Operative Leverage entfaltet sich: Feste Kosten (R&D, Anlagen) werden durch Volumenwachstum verdünnt. Inputkosten wie Titan stabilisieren sich, Preisanpassungen in Verträgen greifen. Margen liegen bei rund 15 Prozent und zielen auf 18 Prozent ab.

Margen und Kostenstruktur: Effizienz trifft auf Nachfrage

Safrans operative Margen profitieren von Skaleneffekten und Kostenkontrolle. Die Aftermarket-Sparte, mit hohen Margen durch Ersatzteile, kompensiert zivile Schwächen. UBS erwartet steigende buchhalterische Margen bis Ende des Jahrzehnts.

Risiken: Lieferkettenstörungen und hoher Capex für LEAP-Upgrades. Positiv: Preiserhöhungen wirken, Titanpreise fallen. DACH-Anlegern bietet dies eine Balance zu volatilen Auto- oder Tech-Aktien – stabiler Sektor mit Wachstum.
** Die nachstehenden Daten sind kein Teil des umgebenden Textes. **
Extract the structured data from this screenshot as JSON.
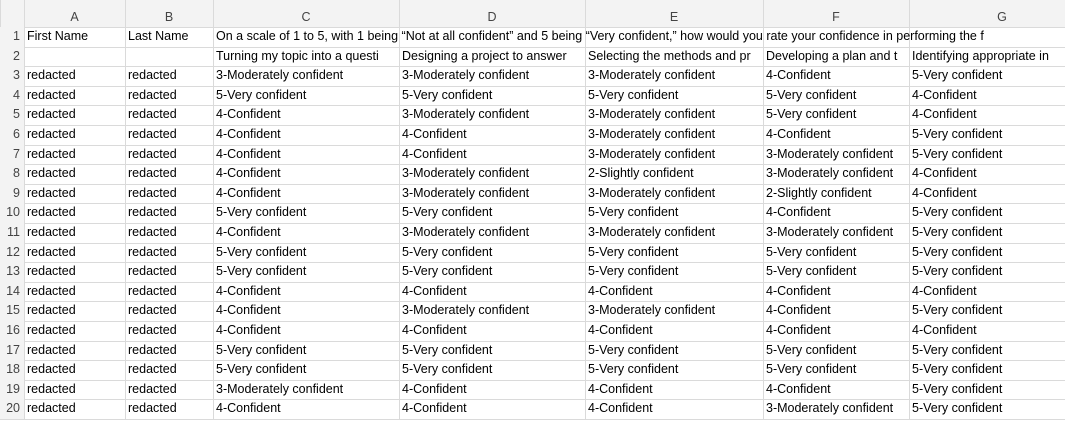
{
  "column_headers": [
    "A",
    "B",
    "C",
    "D",
    "E",
    "F",
    "G"
  ],
  "rows": [
    {
      "number": 1,
      "cells": {
        "A": "First Name",
        "B": "Last Name",
        "C": "On a scale of 1 to 5, with 1 being “Not at all confident” and 5 being “Very confident,” how would you rate your confidence in performing the f"
      }
    },
    {
      "number": 2,
      "cells": {
        "C": "Turning my topic into a questi",
        "D": "Designing a project to answer",
        "E": "Selecting the methods and pr",
        "F": "Developing a plan and t",
        "G": "Identifying appropriate in"
      }
    },
    {
      "number": 3,
      "cells": {
        "A": "redacted",
        "B": "redacted",
        "C": "3-Moderately confident",
        "D": "3-Moderately confident",
        "E": "3-Moderately confident",
        "F": "4-Confident",
        "G": "5-Very confident"
      }
    },
    {
      "number": 4,
      "cells": {
        "A": "redacted",
        "B": "redacted",
        "C": "5-Very confident",
        "D": "5-Very confident",
        "E": "5-Very confident",
        "F": "5-Very confident",
        "G": "4-Confident"
      }
    },
    {
      "number": 5,
      "cells": {
        "A": "redacted",
        "B": "redacted",
        "C": "4-Confident",
        "D": "3-Moderately confident",
        "E": "3-Moderately confident",
        "F": "5-Very confident",
        "G": "4-Confident"
      }
    },
    {
      "number": 6,
      "cells": {
        "A": "redacted",
        "B": "redacted",
        "C": "4-Confident",
        "D": "4-Confident",
        "E": "3-Moderately confident",
        "F": "4-Confident",
        "G": "5-Very confident"
      }
    },
    {
      "number": 7,
      "cells": {
        "A": "redacted",
        "B": "redacted",
        "C": "4-Confident",
        "D": "4-Confident",
        "E": "3-Moderately confident",
        "F": "3-Moderately confident",
        "G": "5-Very confident"
      }
    },
    {
      "number": 8,
      "cells": {
        "A": "redacted",
        "B": "redacted",
        "C": "4-Confident",
        "D": "3-Moderately confident",
        "E": "2-Slightly confident",
        "F": "3-Moderately confident",
        "G": "4-Confident"
      }
    },
    {
      "number": 9,
      "cells": {
        "A": "redacted",
        "B": "redacted",
        "C": "4-Confident",
        "D": "3-Moderately confident",
        "E": "3-Moderately confident",
        "F": "2-Slightly confident",
        "G": "4-Confident"
      }
    },
    {
      "number": 10,
      "cells": {
        "A": "redacted",
        "B": "redacted",
        "C": "5-Very confident",
        "D": "5-Very confident",
        "E": "5-Very confident",
        "F": "4-Confident",
        "G": "5-Very confident"
      }
    },
    {
      "number": 11,
      "cells": {
        "A": "redacted",
        "B": "redacted",
        "C": "4-Confident",
        "D": "3-Moderately confident",
        "E": "3-Moderately confident",
        "F": "3-Moderately confident",
        "G": "5-Very confident"
      }
    },
    {
      "number": 12,
      "cells": {
        "A": "redacted",
        "B": "redacted",
        "C": "5-Very confident",
        "D": "5-Very confident",
        "E": "5-Very confident",
        "F": "5-Very confident",
        "G": "5-Very confident"
      }
    },
    {
      "number": 13,
      "cells": {
        "A": "redacted",
        "B": "redacted",
        "C": "5-Very confident",
        "D": "5-Very confident",
        "E": "5-Very confident",
        "F": "5-Very confident",
        "G": "5-Very confident"
      }
    },
    {
      "number": 14,
      "cells": {
        "A": "redacted",
        "B": "redacted",
        "C": "4-Confident",
        "D": "4-Confident",
        "E": "4-Confident",
        "F": "4-Confident",
        "G": "4-Confident"
      }
    },
    {
      "number": 15,
      "cells": {
        "A": "redacted",
        "B": "redacted",
        "C": "4-Confident",
        "D": "3-Moderately confident",
        "E": "3-Moderately confident",
        "F": "4-Confident",
        "G": "5-Very confident"
      }
    },
    {
      "number": 16,
      "cells": {
        "A": "redacted",
        "B": "redacted",
        "C": "4-Confident",
        "D": "4-Confident",
        "E": "4-Confident",
        "F": "4-Confident",
        "G": "4-Confident"
      }
    },
    {
      "number": 17,
      "cells": {
        "A": "redacted",
        "B": "redacted",
        "C": "5-Very confident",
        "D": "5-Very confident",
        "E": "5-Very confident",
        "F": "5-Very confident",
        "G": "5-Very confident"
      }
    },
    {
      "number": 18,
      "cells": {
        "A": "redacted",
        "B": "redacted",
        "C": "5-Very confident",
        "D": "5-Very confident",
        "E": "5-Very confident",
        "F": "5-Very confident",
        "G": "5-Very confident"
      }
    },
    {
      "number": 19,
      "cells": {
        "A": "redacted",
        "B": "redacted",
        "C": "3-Moderately confident",
        "D": "4-Confident",
        "E": "4-Confident",
        "F": "4-Confident",
        "G": "5-Very confident"
      }
    },
    {
      "number": 20,
      "cells": {
        "A": "redacted",
        "B": "redacted",
        "C": "4-Confident",
        "D": "4-Confident",
        "E": "4-Confident",
        "F": "3-Moderately confident",
        "G": "5-Very confident"
      }
    }
  ]
}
Cashflow, Bilanz und Kapitalallokation: Renditegenerator

Freier Cashflow boomt durch Aftermarket: 4,7 Milliarden Euro erwartet 2026. Bilanz solide mit niedrigem Net Debt/EBITDA, hoher Cash Conversion. Prioritäten: Dividende (Yield ca. 2 Prozent), Buybacks, organische Expansion. Keine Dilution erwartet.

Für Schweizer Investoren: Euro-Exposition schützt vor CHF-Stärke. Deutsche Portfolios gewinnen durch Xetra-Handel und Sektor-Übergewicht in DAX-naher Rüstung.

Charttechnik und Sentiment: Aufwärtstrend intakt

Technisch testet die Aktie historische Hochs, Support bei 200-Tage-Linie. RSI neutral, Volumen steigend. Sentiment positiv durch Rüstungsnews und UBS-Update. Auf Xetra enge Spreads, ideal für Daytrader.

Vergleich zu Rolls-Royce oder Thales: Safran übertrifft durch bessere Diversifikation. Langfristig: Aufwärtstrend seit 2024 hält.

Branchenkontext und Wettbewerb: Europas Rüstungsleader

Safran dominiert mit CFM (50 Prozent Marktanteil Düsen-Triebwerke). Konkurrenz: GE, Pratt & Whitney, RTX. Vorteil: Duopol mit GE sichert Preismacht. Verteidigung boomt durch EU-Verteidigungspläne – Deutschland als Top-Markt integriert Safran-Tech.

DACH-Relevanz: Nähes zu Airbus, MTU-Synergien. Risiko: Geopolitik könnte Aufträge verzögern, doch Megatrend intakt.

Katalysatoren, Risiken und DACH-Perspektive

Katalysatoren: Nächste Quartalszahlen, neue Rafale-Deals, LEAP-Produktionsramp. Risiken: Zivile Nachfrageschwäche, Inflation, Regulierung. DACH-Investoren: Hohe Liquidität auf Xetra, Dividendenstabilität, Euro-Schutz vor USD-Schwankungen.

Ausblick: Safran zielt auf Margenexpansion und Cashflow-Rekorde. Attraktiver defensiver Wachstumswert für risikoscheue Portfolios.

Disclaimer: Keine Anlageberatung. Aktien sind volatile Finanzinstrumente.